Die Wahlen verliefen dennoch mit einigen Überraschungen: Trotz der zum Teil politisch motivierten Morde im Vorfeld verliefen die Wahlen nach übereinstimmenden Stellungnahmen der zentralen Wahlkommission, von Politikern, Medien und den 500 ausländischen Beobachtern so ruhig wie noch nie. In einer Verlautbarung erklärte die zentrale Kommission, dass trotz einiger weniger Probleme in fünf Wahlzentren die Durchführbarkeit der Wahl nie gefährdet war.
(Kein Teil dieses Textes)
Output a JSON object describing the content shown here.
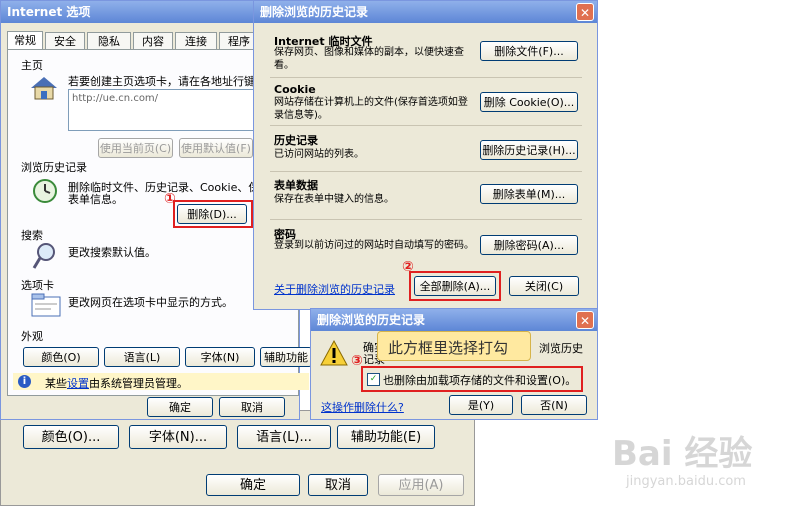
{
  "main_window": {
    "title": "Internet 选项",
    "tabs": [
      "常规",
      "安全",
      "隐私",
      "内容",
      "连接",
      "程序"
    ],
    "homepage": {
      "group": "主页",
      "desc": "若要创建主页选项卡，请在各地址行键入",
      "url": "http://ue.cn.com/",
      "use_current": "使用当前页(C)",
      "use_default": "使用默认值(F)"
    },
    "history": {
      "group": "浏览历史记录",
      "desc_line1": "删除临时文件、历史记录、Cookie、保存",
      "desc_line2": "表单信息。",
      "delete_button": "删除(D)..."
    },
    "search": {
      "group": "搜索",
      "desc": "更改搜索默认值。"
    },
    "tabs_section": {
      "group": "选项卡",
      "desc": "更改网页在选项卡中显示的方式。"
    },
    "appearance": {
      "group": "外观",
      "buttons": [
        "颜色(O)",
        "语言(L)",
        "字体(N)",
        "辅助功能"
      ]
    },
    "admin_notice": {
      "pre": "某些",
      "link": "设置",
      "post": "由系统管理员管理。"
    },
    "ok": "确定",
    "cancel": "取消"
  },
  "bottom_window": {
    "buttons": [
      "颜色(O)...",
      "字体(N)...",
      "语言(L)...",
      "辅助功能(E)"
    ],
    "ok": "确定",
    "cancel": "取消",
    "apply": "应用(A)"
  },
  "delete_history_dialog": {
    "title": "删除浏览的历史记录",
    "sections": [
      {
        "title": "Internet 临时文件",
        "desc": "保存网页、图像和媒体的副本，以便快速查看。",
        "button": "删除文件(F)..."
      },
      {
        "title": "Cookie",
        "desc": "网站存储在计算机上的文件(保存首选项如登录信息等)。",
        "button": "删除 Cookie(O)..."
      },
      {
        "title": "历史记录",
        "desc": "已访问网站的列表。",
        "button": "删除历史记录(H)..."
      },
      {
        "title": "表单数据",
        "desc": "保存在表单中键入的信息。",
        "button": "删除表单(M)..."
      },
      {
        "title": "密码",
        "desc": "登录到以前访问过的网站时自动填写的密码。",
        "button": "删除密码(A)..."
      }
    ],
    "about_link": "关于删除浏览的历史记录",
    "delete_all": "全部删除(A)...",
    "close": "关闭(C)"
  },
  "confirm_dialog": {
    "title": "删除浏览的历史记录",
    "text_left": "确实",
    "text_left2": "记录",
    "text_right": "浏览历史",
    "checkbox_label": "也删除由加载项存储的文件和设置(O)。",
    "link": "这操作删除什么?",
    "yes": "是(Y)",
    "no": "否(N)"
  },
  "annotation": {
    "text": "此方框里选择打勾",
    "n1": "①",
    "n2": "②",
    "n3": "③"
  },
  "watermark": {
    "brand": "Bai 经验",
    "url": "jingyan.baidu.com"
  },
  "colors": {
    "accent_red": "#e02020",
    "title_blue": "#5d86d6",
    "dialog_bg": "#ece9d8",
    "callout": "#ffe9a0"
  }
}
Die Politiker der führenden Parteien Edi Rama (PS), Sali Berisha (PD) und Ilir Meta (LSI) begrüßten die guten Standards bei der Wahl, die nicht zuletzt als ein Gradmesser für die Tauglichkeit Albaniens für eine EU-Mitgliedschaft betrachtet werden.
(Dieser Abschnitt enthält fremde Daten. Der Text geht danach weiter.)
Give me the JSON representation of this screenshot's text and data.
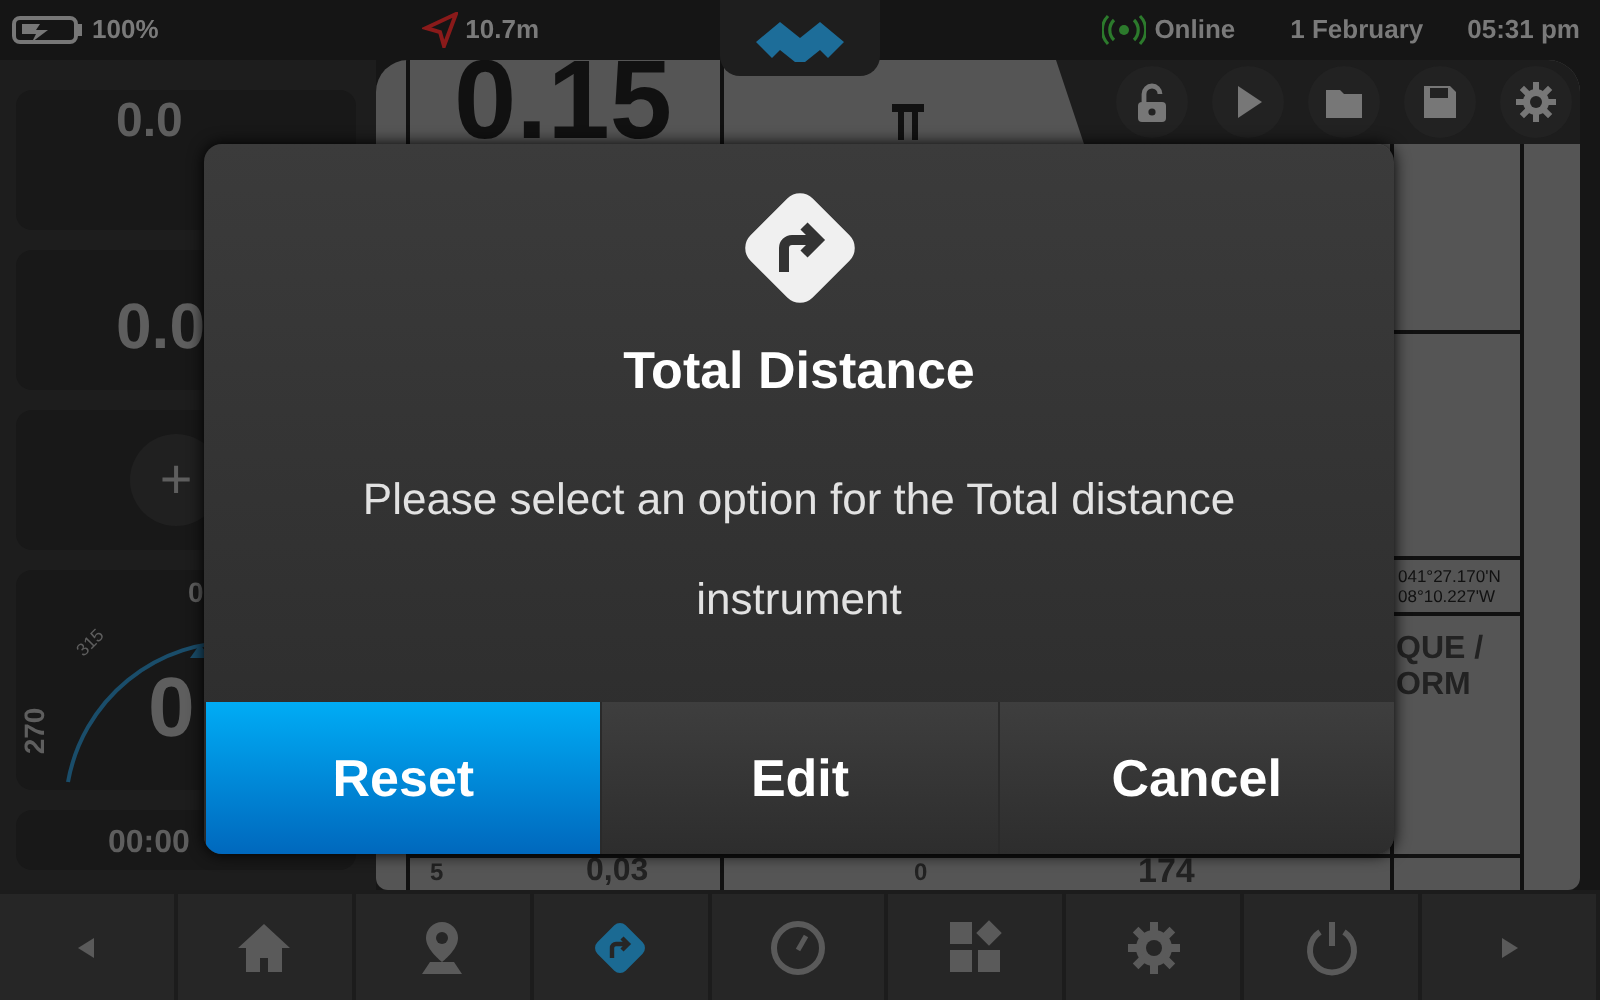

Trotz dieser Erklärungen kam es zu einigen Unregelmäßigkeiten auf den Wahllisten. In Kukës beispielsweise beschwerten sich sozialistische Parteigänger, die erklärten, dass die Namen auf den Kandidatenlisten nicht mit denen übereinstimmten, die Tage zuvor vorgelegen hätten. Ein anderer Zwischenfall ereignete sich in Tirana: Der sozialistische Kandidat Sajmir Tahiri wurde bei seiner Stimmabgabe von einem Bodyguard des Innenministeriums tätlich angegriffen. Im Vorort Bathore wurde der PS-Leiter des Wahllokals von Kollegen seiner Position enthoben. Beide Zwischenfälle blockierten die jeweiligen Wahlzentren zeitweise. Aus Elbasan wurde berichtet, dass die Stimmzettel mit Autos verteilt wurden, die den PD Schriftzug trugen. Ähnliche Probleme mit der verbotenen Verwendung von Partei-Symbolen in Wahlzentren traten in Lezha und Bilisht auf.

Die zweite große Überraschung war die außergewöhnlich hohe Wahlbeteiligung. Nach ersten vorläufigen Schätzungen gaben rund 65 Prozent der Albaner ihr Votum ab. Das ist im Vergleich zur Wahl 2005 ein Plus von mehr als 15 Prozentpunkten. Bis zuletzt hatten alle Spitzenpolitiker zur Stimmabgabe aufgerufen: Als Amtsinhaber Berisha gegen 9.50 Uhr seine Stimme abgab, rief er ebenso wie sein Herausforderer Rama noch einmal dazu auf sich an den Wahlen zu beteiligen. Staatspräsident Bamir Topi traf sich nach der Stimmabgabe mit dem amerikanischen Botschafter John L. Withers und dem Leiter der OSZE-Delegation in Albanien Robert Bosch zu einem informellen Kaffee. Beide gaben danach ebenfalls eine Erklärung ab, in der sie die Albaner aufriefen, an den Wahlen teilzunehmen.

Für die Wahlen reiste ein Großteil der Emigranten aus Griechenland an. Die starke Teilnahme von Emigranten an den Wahlen wird auf den Besuch von Giorgos Papandreou, dem Vorsitzenden der griechischen Sozialisten in Tirana, zurückgeführt. Papandreou hatte erklärt, dass im Fall eines Sieges der albanischen Sozialisten alle albanischen Emigranten, die länger als drei Jahre in Griechenland leben, einen Antrag auf einen griechischen Pass stellen dürften.

Enttäuschend verlief die Wahl für die Partei „G99“, die sich nicht als junge demokratische Kraft profilieren konnte. Nach den bisherigen Ergebnissen kann sie nicht einmal einen Abgeordneten ins Parlament entsenden. Allerdings werden einige ihrer Politiker durch Listenplätze bei den Sozialisten im Parlament vertreten sein.